Best Contemporary is another category created by the critic to recognize restaurants that are otherwise left out of the game altogether, and though the choice will always be hard, this year we've watched Jason Dady, chef and owner of the Lodge of Castle Hills, 1746 Lockhill Selma, grow up before our very eyes: hitting the national press but also hitting everything just right in the kitchen. It's this emerging maturity that puts him at the top of my list for contemporary cuisine ahead (but just barely, of course) of such worthies as papa Bruce Auden and avuncular Scott Cohen.

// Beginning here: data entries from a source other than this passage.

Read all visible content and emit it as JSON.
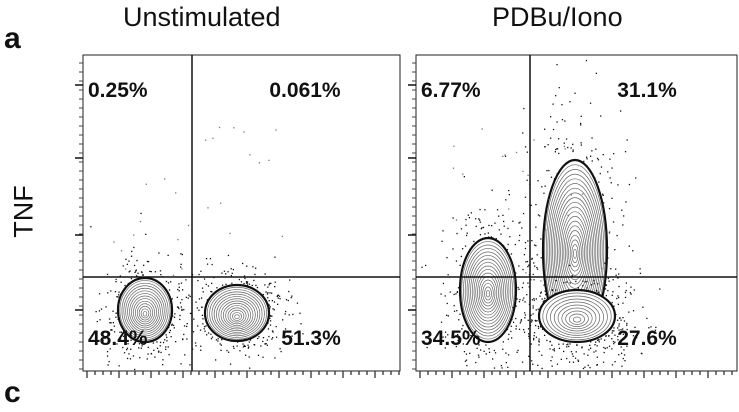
{
  "panel_labels": {
    "top": "a",
    "bottom": "c"
  },
  "chart_data": [
    {
      "type": "scatter",
      "title": "Unstimulated",
      "ylabel": "TNF",
      "xlabel": "",
      "y_scale": "log",
      "x_scale": "log",
      "plot_style": "contour with outlier dots",
      "quadrants": {
        "upper_left": "0.25%",
        "upper_right": "0.061%",
        "lower_left": "48.4%",
        "lower_right": "51.3%"
      }
    },
    {
      "type": "scatter",
      "title": "PDBu/Iono",
      "ylabel": "",
      "xlabel": "",
      "y_scale": "log",
      "x_scale": "log",
      "plot_style": "contour with outlier dots",
      "quadrants": {
        "upper_left": "6.77%",
        "upper_right": "31.1%",
        "lower_left": "34.5%",
        "lower_right": "27.6%"
      }
    }
  ],
  "colors": {
    "ink": "#111111",
    "background": "#ffffff"
  }
}
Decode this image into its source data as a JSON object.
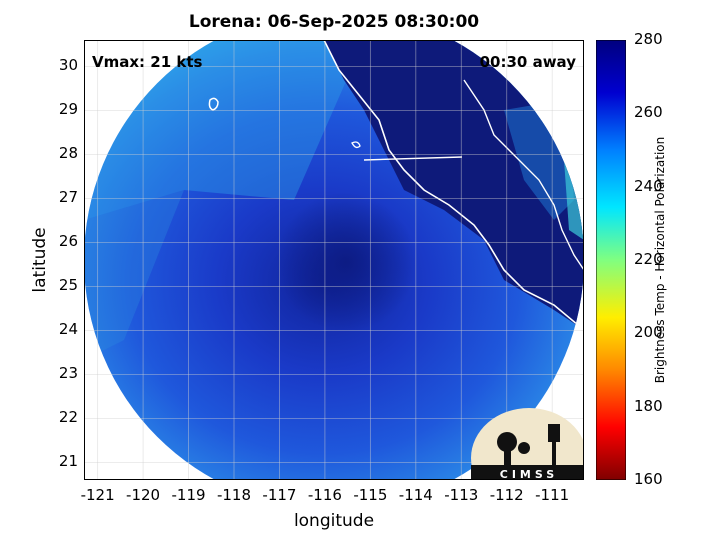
{
  "title": "Lorena: 06-Sep-2025 08:30:00",
  "vmax_label": "Vmax: 21 kts",
  "time_offset_label": "00:30 away",
  "xlabel": "longitude",
  "ylabel": "latitude",
  "colorbar_label": "Brightness Temp - Horizontal Polarization",
  "logo_text": "CIMSS",
  "x_ticks": [
    "-121",
    "-120",
    "-119",
    "-118",
    "-117",
    "-116",
    "-115",
    "-114",
    "-113",
    "-112",
    "-111"
  ],
  "y_ticks": [
    "30",
    "29",
    "28",
    "27",
    "26",
    "25",
    "24",
    "23",
    "22",
    "21"
  ],
  "colorbar_ticks": [
    "280",
    "260",
    "240",
    "220",
    "200",
    "180",
    "160"
  ],
  "colors": {
    "cold_ocean_bt": "#1a2fb8",
    "land_bt": "#0e1a7a",
    "warm_edge_bt": "#2ba8e8",
    "coastline": "#ffffff",
    "colormap": [
      "#7f0000",
      "#ff0000",
      "#ff8800",
      "#ffee00",
      "#80ff80",
      "#00e6ff",
      "#0080ff",
      "#0000d0",
      "#00007f"
    ]
  },
  "chart_data": {
    "type": "heatmap",
    "title": "Lorena: 06-Sep-2025 08:30:00",
    "xlabel": "longitude",
    "ylabel": "latitude",
    "xlim": [
      -121.3,
      -110.3
    ],
    "ylim": [
      20.6,
      30.6
    ],
    "color_range": [
      160,
      280
    ],
    "colorbar_label": "Brightness Temp - Horizontal Polarization",
    "grid": true,
    "storm_center": {
      "lon": -115.5,
      "lat": 25.3
    },
    "swath_shape": "circle"
  }
}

Dady's tasting menu seems to work well for both restaurant and diner, offering a range of prices and courses. House-made duck breast prosciutto might be served with grilled ciabatta and persimmon butter as an appetizer, for example. Now, don't tell me this is the stuff of everyday at your house. Nor is braised pork belly likely to be (it tastes way better than it sounds). In the past, seasonally adjusted entrées have included an olive oil-poached grouper with basil pesto and porcini-crusted New Zealand lamb loin. Desserts don't falter either, although you might by that point. Vanilla, hazelnut, and semolina crumble with Dreamsicle mousse, anyone? Best doesn't necessarily mean super serious.

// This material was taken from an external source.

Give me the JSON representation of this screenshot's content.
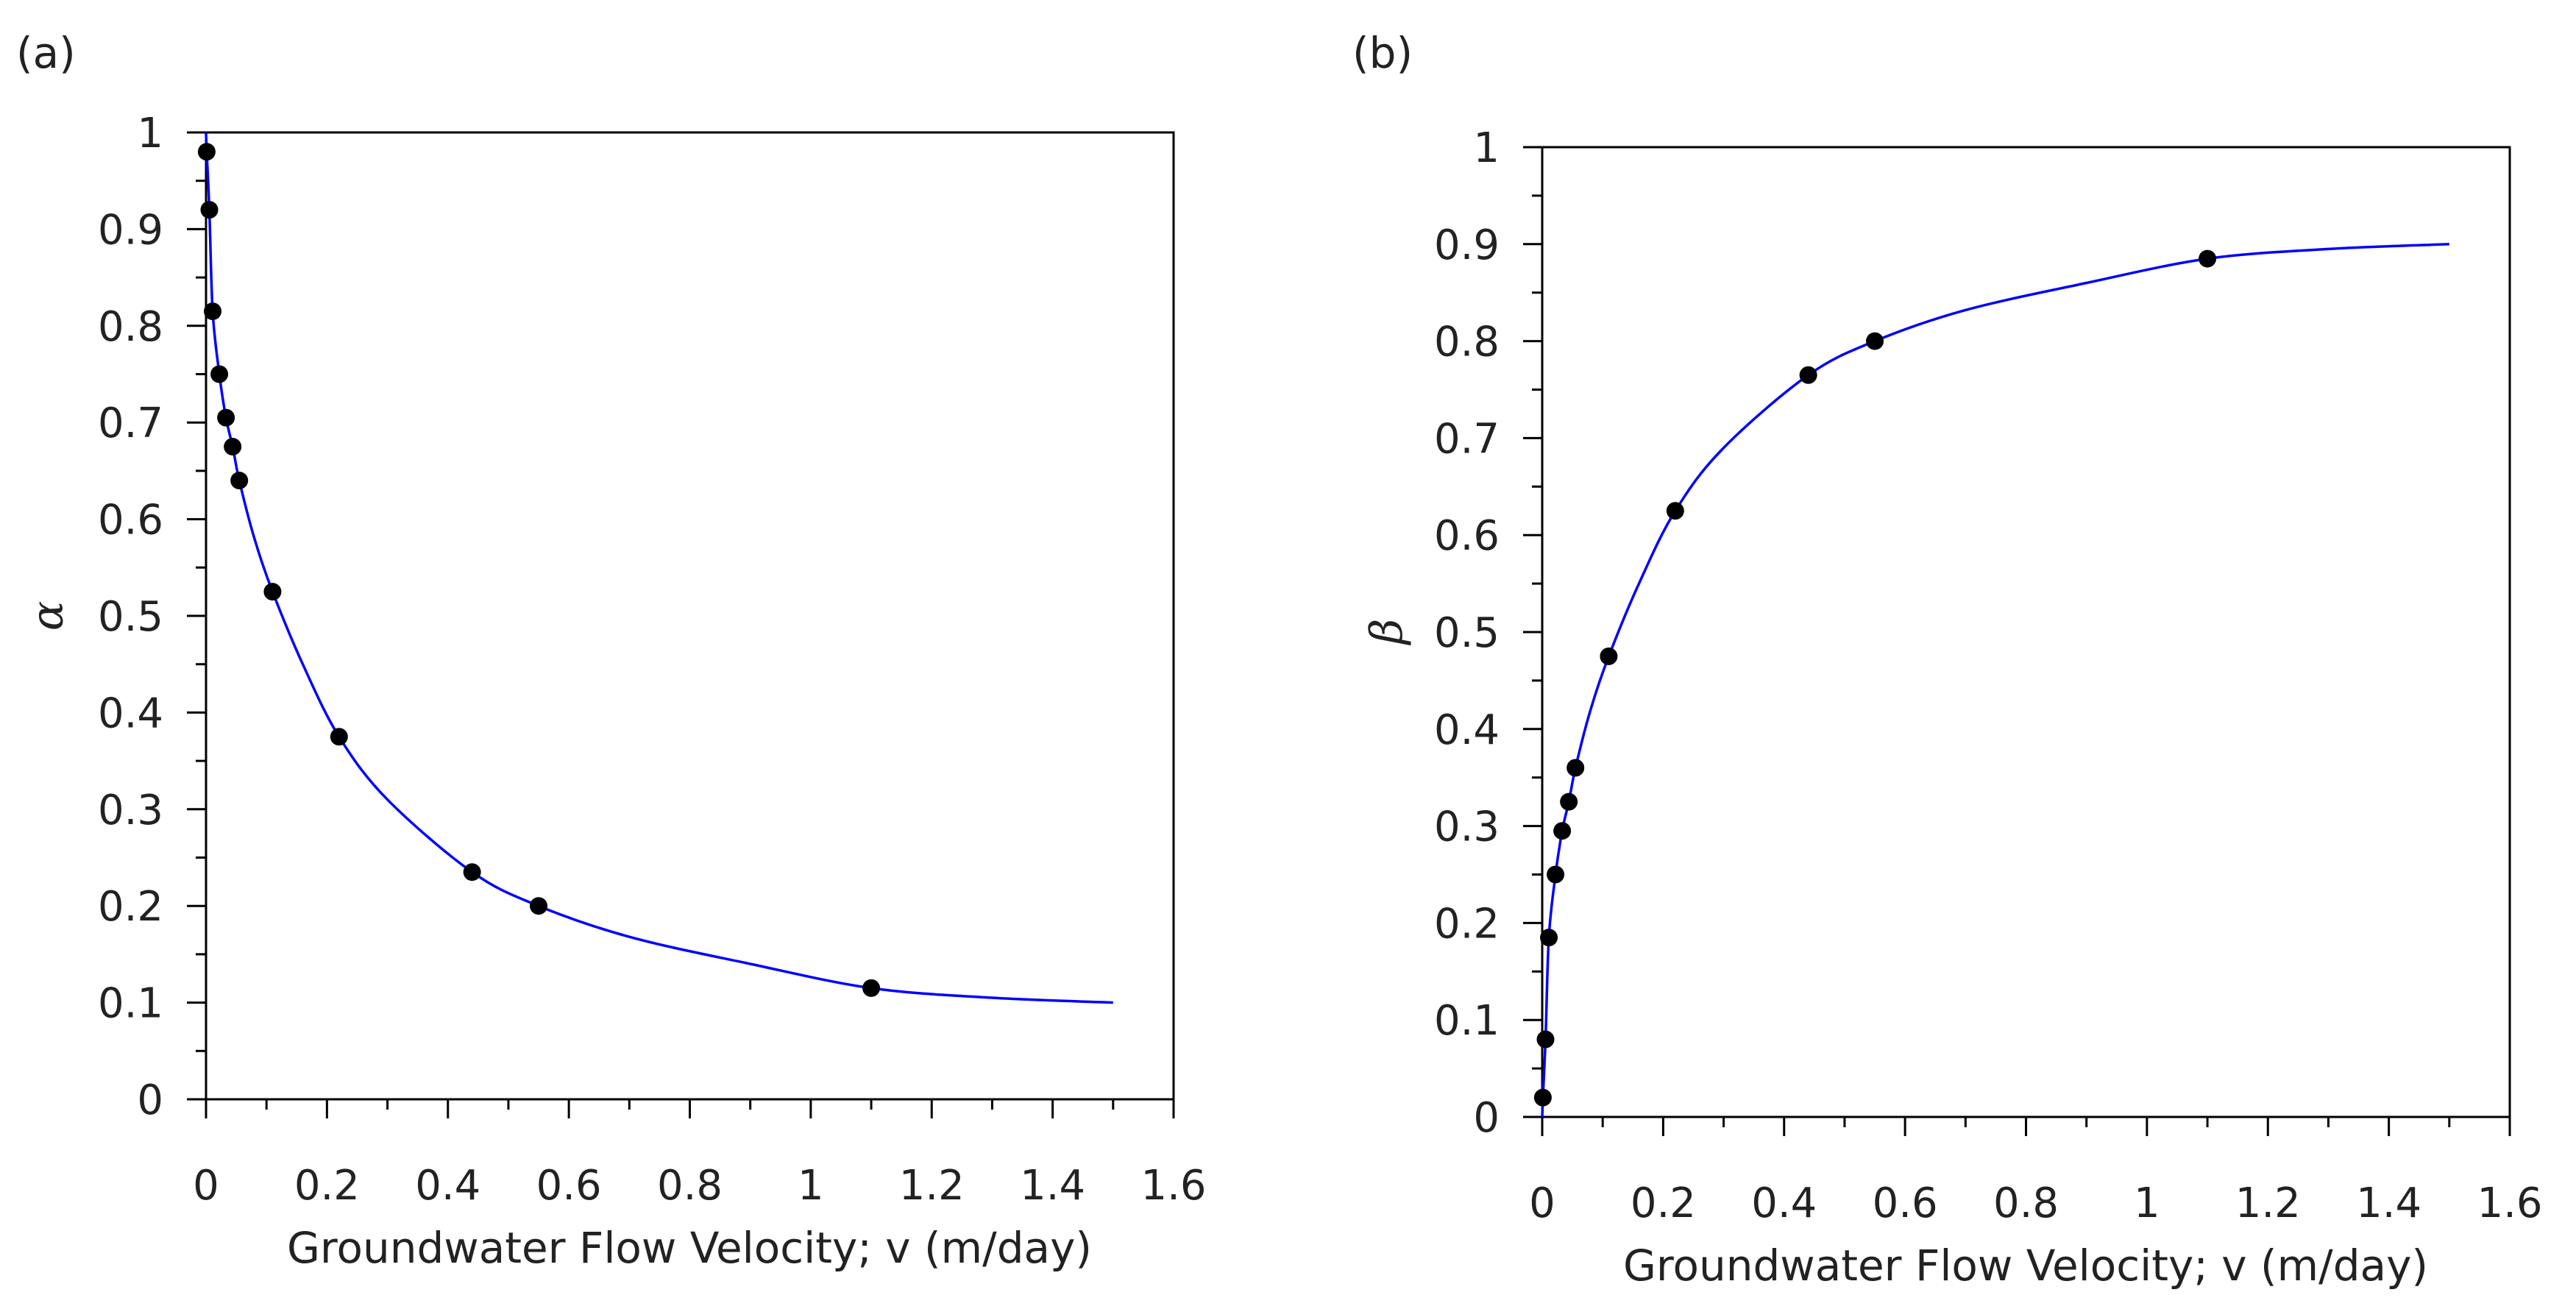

With Best Seafood, it's tempting to beg off and say that the best seafood is that which is the freshest and least fiddled with, say at a sushi restaurant such as Sushihana where they do, indeed, fly in fish daily. This year, comfortably dependable Sea Island won the reader's crown by a comfortable margin, once again putting the critic at odds with most of the voters. Going for a little more intervention in the preparation than sashimi, the critic's nod goes to Pesca, 212 W. Crockett, in the Watermark Hotel & Spa, but not without a degree of trepidation. The opening chef has been let go (though not in the manner of an undersized fish), the manager has been replaced, and yet all seems on the upswing. Scott Cohen, executive chef at La Mansión, has taken over the kitchen with the help of Stevie Paprocki, recently of Ocean Star. Since Luciano Ciorciari, formerly at Las Canarias, has assumed the manager's mantle service has improved and a new tequlia program has been inaugurated. Things are looking up indeed! And there's still nothing like briny-fresh oysters from the Pacific Northwest in a classic mignonette or impeccably fresh branzini flown in from the Mediterranean. Less is often more.

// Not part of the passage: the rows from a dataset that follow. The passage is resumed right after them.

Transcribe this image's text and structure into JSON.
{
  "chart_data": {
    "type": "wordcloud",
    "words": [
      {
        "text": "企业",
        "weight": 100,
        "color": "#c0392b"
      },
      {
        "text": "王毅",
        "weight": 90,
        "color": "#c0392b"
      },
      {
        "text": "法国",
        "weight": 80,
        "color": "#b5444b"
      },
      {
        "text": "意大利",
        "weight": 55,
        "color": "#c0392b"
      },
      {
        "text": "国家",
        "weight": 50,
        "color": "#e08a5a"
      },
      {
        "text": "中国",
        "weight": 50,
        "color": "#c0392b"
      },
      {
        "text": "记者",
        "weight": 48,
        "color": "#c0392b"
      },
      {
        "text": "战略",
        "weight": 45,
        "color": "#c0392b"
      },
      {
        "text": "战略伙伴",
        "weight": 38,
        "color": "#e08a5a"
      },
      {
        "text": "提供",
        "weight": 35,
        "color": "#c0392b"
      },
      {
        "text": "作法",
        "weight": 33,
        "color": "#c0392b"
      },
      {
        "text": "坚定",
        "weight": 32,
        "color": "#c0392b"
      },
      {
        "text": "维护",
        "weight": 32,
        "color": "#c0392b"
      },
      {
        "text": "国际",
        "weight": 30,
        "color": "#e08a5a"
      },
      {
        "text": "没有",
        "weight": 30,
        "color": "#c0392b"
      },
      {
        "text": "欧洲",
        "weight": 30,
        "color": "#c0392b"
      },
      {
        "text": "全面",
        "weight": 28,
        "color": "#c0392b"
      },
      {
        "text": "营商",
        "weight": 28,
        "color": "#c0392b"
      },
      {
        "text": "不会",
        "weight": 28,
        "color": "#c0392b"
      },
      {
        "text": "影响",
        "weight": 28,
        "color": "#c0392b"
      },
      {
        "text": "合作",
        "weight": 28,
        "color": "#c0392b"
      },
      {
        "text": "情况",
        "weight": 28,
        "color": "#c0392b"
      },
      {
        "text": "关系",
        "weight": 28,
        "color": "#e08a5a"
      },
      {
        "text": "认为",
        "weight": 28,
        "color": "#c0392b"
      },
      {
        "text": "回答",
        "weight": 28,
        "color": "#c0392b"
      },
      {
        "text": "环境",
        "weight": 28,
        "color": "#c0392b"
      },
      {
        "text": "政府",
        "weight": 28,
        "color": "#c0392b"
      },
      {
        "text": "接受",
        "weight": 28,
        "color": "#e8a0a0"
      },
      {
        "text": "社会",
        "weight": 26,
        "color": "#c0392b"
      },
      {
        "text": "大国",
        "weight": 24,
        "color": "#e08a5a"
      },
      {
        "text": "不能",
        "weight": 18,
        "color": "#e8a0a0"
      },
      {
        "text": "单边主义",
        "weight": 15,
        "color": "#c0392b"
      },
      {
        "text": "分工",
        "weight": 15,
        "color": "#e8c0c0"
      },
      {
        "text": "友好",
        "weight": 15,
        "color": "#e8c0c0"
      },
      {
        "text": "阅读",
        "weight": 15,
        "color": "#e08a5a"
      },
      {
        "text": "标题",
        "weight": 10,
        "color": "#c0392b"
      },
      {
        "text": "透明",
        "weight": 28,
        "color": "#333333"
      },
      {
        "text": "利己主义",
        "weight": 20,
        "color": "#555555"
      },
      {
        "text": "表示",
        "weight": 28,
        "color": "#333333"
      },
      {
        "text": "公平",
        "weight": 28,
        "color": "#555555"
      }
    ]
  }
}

Normally, I'm not into wretched excess at dessert time, so cheesecake is rarely even a contender for Best Dessert. Sorry, the Cheesecake Factory doesn't do it for me, and neither does Marie Callender's. For pie, I'd head to Earl Abel's or Liberty Bar. The latter also ranks high on the scale with Virginia Green's chocolate cake. Biga's sticky toffee pudding is tops in my book, too. But it's an eight-layer chocolate cake with chocolate croquant and chocolate sauce (just to gild the lily) from the hand of Executive Pastry Chef Mickey McPhail at La Mansión that currently has my heart. Moist layers of intensely chocolate génoise alternate with lush ganache to form one of those more-perfect unions. This is one of McPhail's more conventional desserts. Others, such as the deconstructed Love Creek apple pie with orange caramel and Grafton Village cheddar, force us to rethink tradition. Oh, there's also a cheesecake: mascarpone with Saigon cinnamon and sweet curry apples. Maybe I'll rethink my cheesecake reluctance, too.